Interest in 6-Bromo-2-Chloro-4-Methylquinoline won’t fade. As work in medicinal, materials, and supramolecular chemistry surges, the market supports a wider range of functionality-driven building blocks. Those entering the field seek out compounds with proven performance and clear documentation. Seasoned researchers stick with what works, demanding high standards not only in purity but in customer service and responsive supply chains.
The conversation around performance and sustainability grows louder every year. Regulatory expectations stiffen for environmental impact, waste handling, and safety during synthesis or application. Supply partners face real pressure to be transparent—about origin, analytical controls, and compliance with global standards. Labs that prioritize such sourcing decisions build confidence in their own results and submit stronger records during peer review or regulatory filings.

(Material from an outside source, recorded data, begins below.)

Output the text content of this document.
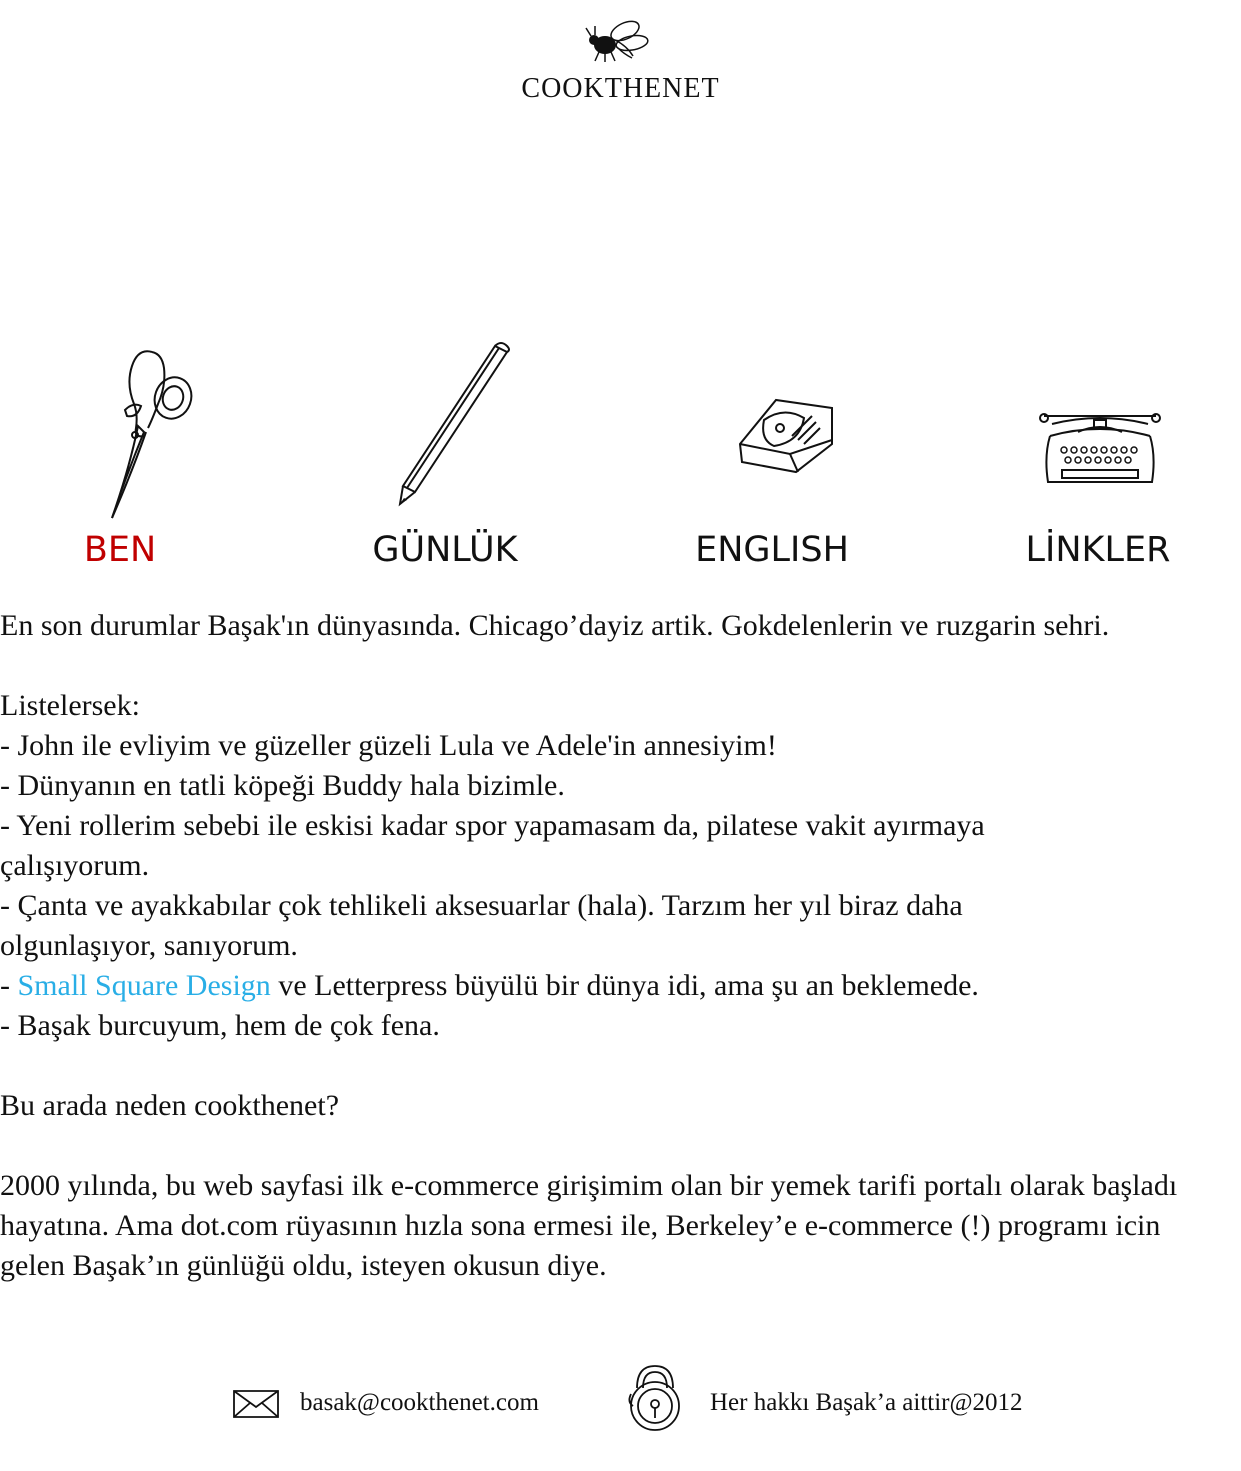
COOKTHENET
BEN	GÜNLÜK	ENGLISH	LİNKLER

En son durumlar Başak'ın dünyasında. Chicago’dayiz artik. Gokdelenlerin ve ruzgarin sehri.

Listelersek:

- John ile evliyim ve güzeller güzeli Lula ve Adele'in annesiyim!

- Dünyanın en tatli köpeği Buddy hala bizimle.

- Yeni rollerim sebebi ile eskisi kadar spor yapamasam da, pilatese vakit ayırmaya çalışıyorum.

- Çanta ve ayakkabılar çok tehlikeli aksesuarlar (hala). Tarzım her yıl biraz daha olgunlaşıyor, sanıyorum.

- Small Square Design ve Letterpress büyülü bir dünya idi, ama şu an beklemede.

- Başak burcuyum, hem de çok fena.

Bu arada neden cookthenet?

2000 yılında, bu web sayfasi ilk e-commerce girişimim olan bir yemek tarifi portalı olarak başladı hayatına. Ama dot.com rüyasının hızla sona ermesi ile, Berkeley’e e-commerce (!) programı icin gelen Başak’ın günlüğü oldu, isteyen okusun diye.

basak@cookthenet.com	Her hakkı Başak’a aittir@2012
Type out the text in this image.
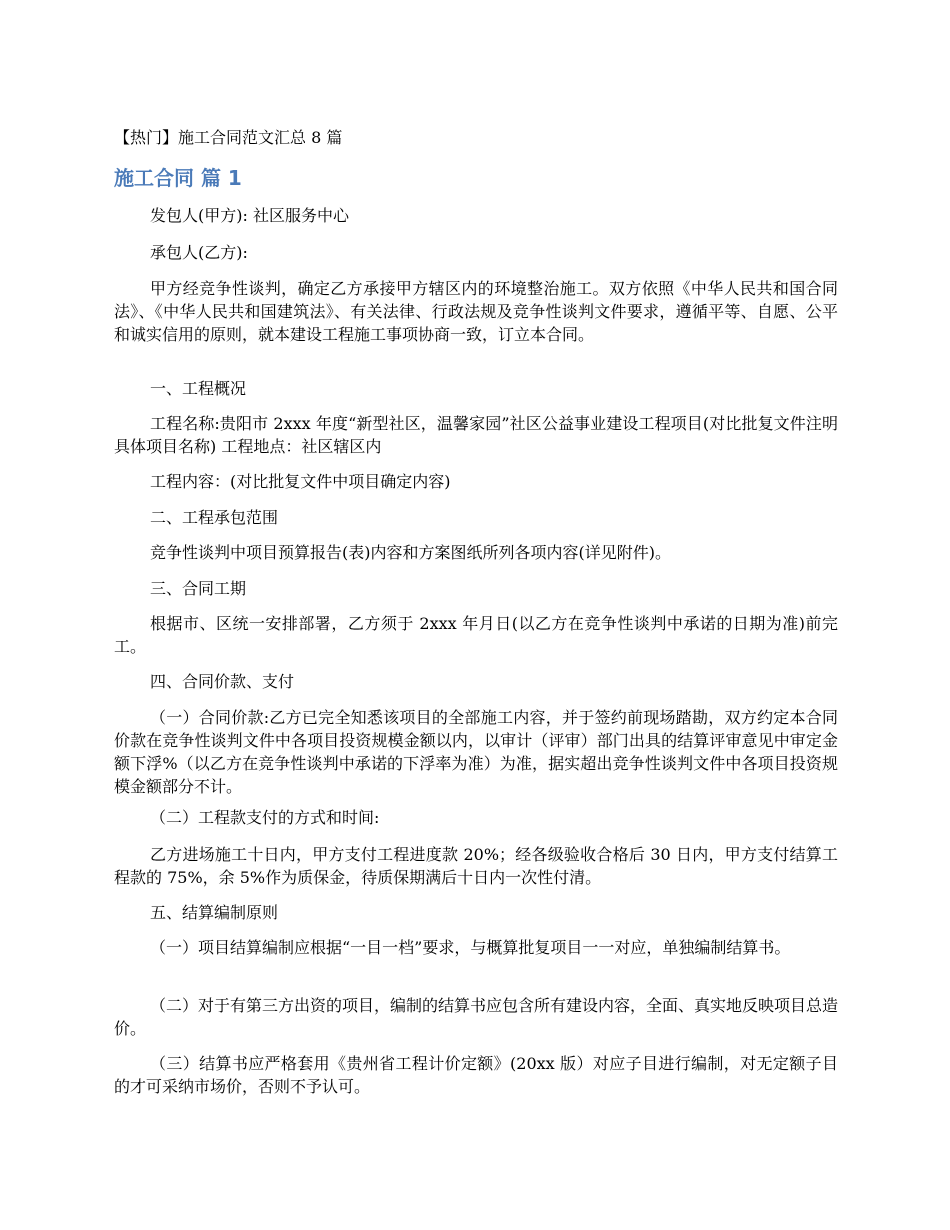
【热门】施工合同范文汇总 8 篇
施工合同 篇 1

发包人(甲方): 社区服务中心

承包人(乙方):

甲方经竞争性谈判，确定乙方承接甲方辖区内的环境整治施工。双方依照《中华人民共和国合同法》、《中华人民共和国建筑法》、有关法律、行政法规及竞争性谈判文件要求，遵循平等、自愿、公平和诚实信用的原则，就本建设工程施工事项协商一致，订立本合同。

一、工程概况

工程名称:贵阳市 2xxx 年度“新型社区，温馨家园”社区公益事业建设工程项目(对比批复文件注明具体项目名称) 工程地点：社区辖区内

工程内容：(对比批复文件中项目确定内容)

二、工程承包范围

竞争性谈判中项目预算报告(表)内容和方案图纸所列各项内容(详见附件)。

三、合同工期

根据市、区统一安排部署，乙方须于 2xxx 年月日(以乙方在竞争性谈判中承诺的日期为准)前完工。

四、合同价款、支付

（一）合同价款:乙方已完全知悉该项目的全部施工内容，并于签约前现场踏勘，双方约定本合同价款在竞争性谈判文件中各项目投资规模金额以内，以审计（评审）部门出具的结算评审意见中审定金额下浮%（以乙方在竞争性谈判中承诺的下浮率为准）为准，据实超出竞争性谈判文件中各项目投资规模金额部分不计。

（二）工程款支付的方式和时间:

乙方进场施工十日内，甲方支付工程进度款 20%；经各级验收合格后 30 日内，甲方支付结算工程款的 75%，余 5%作为质保金，待质保期满后十日内一次性付清。

五、结算编制原则

（一）项目结算编制应根据“一目一档”要求，与概算批复项目一一对应，单独编制结算书。

（二）对于有第三方出资的项目，编制的结算书应包含所有建设内容，全面、真实地反映项目总造价。

（三）结算书应严格套用《贵州省工程计价定额》(20xx 版）对应子目进行编制，对无定额子目的才可采纳市场价，否则不予认可。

6-Bromo-2-Chloro-4-Methylquinoline shows how carefully chosen structure can deliver a sharp edge for research, development, and application. Its triple set of substituents—bromine, chlorine, and methyl—empowers bold choices in synthesis, supporting fast pivots in drug design and materials work. The track record of purity, stability, and customer support makes it a preferred backbone for innovation—ensuring teams spend less time on quality problems and more time pushing the frontiers of science. Reliable results, adaptability, and uncompromised performance form the foundation for chemists looking ahead to the next challenge.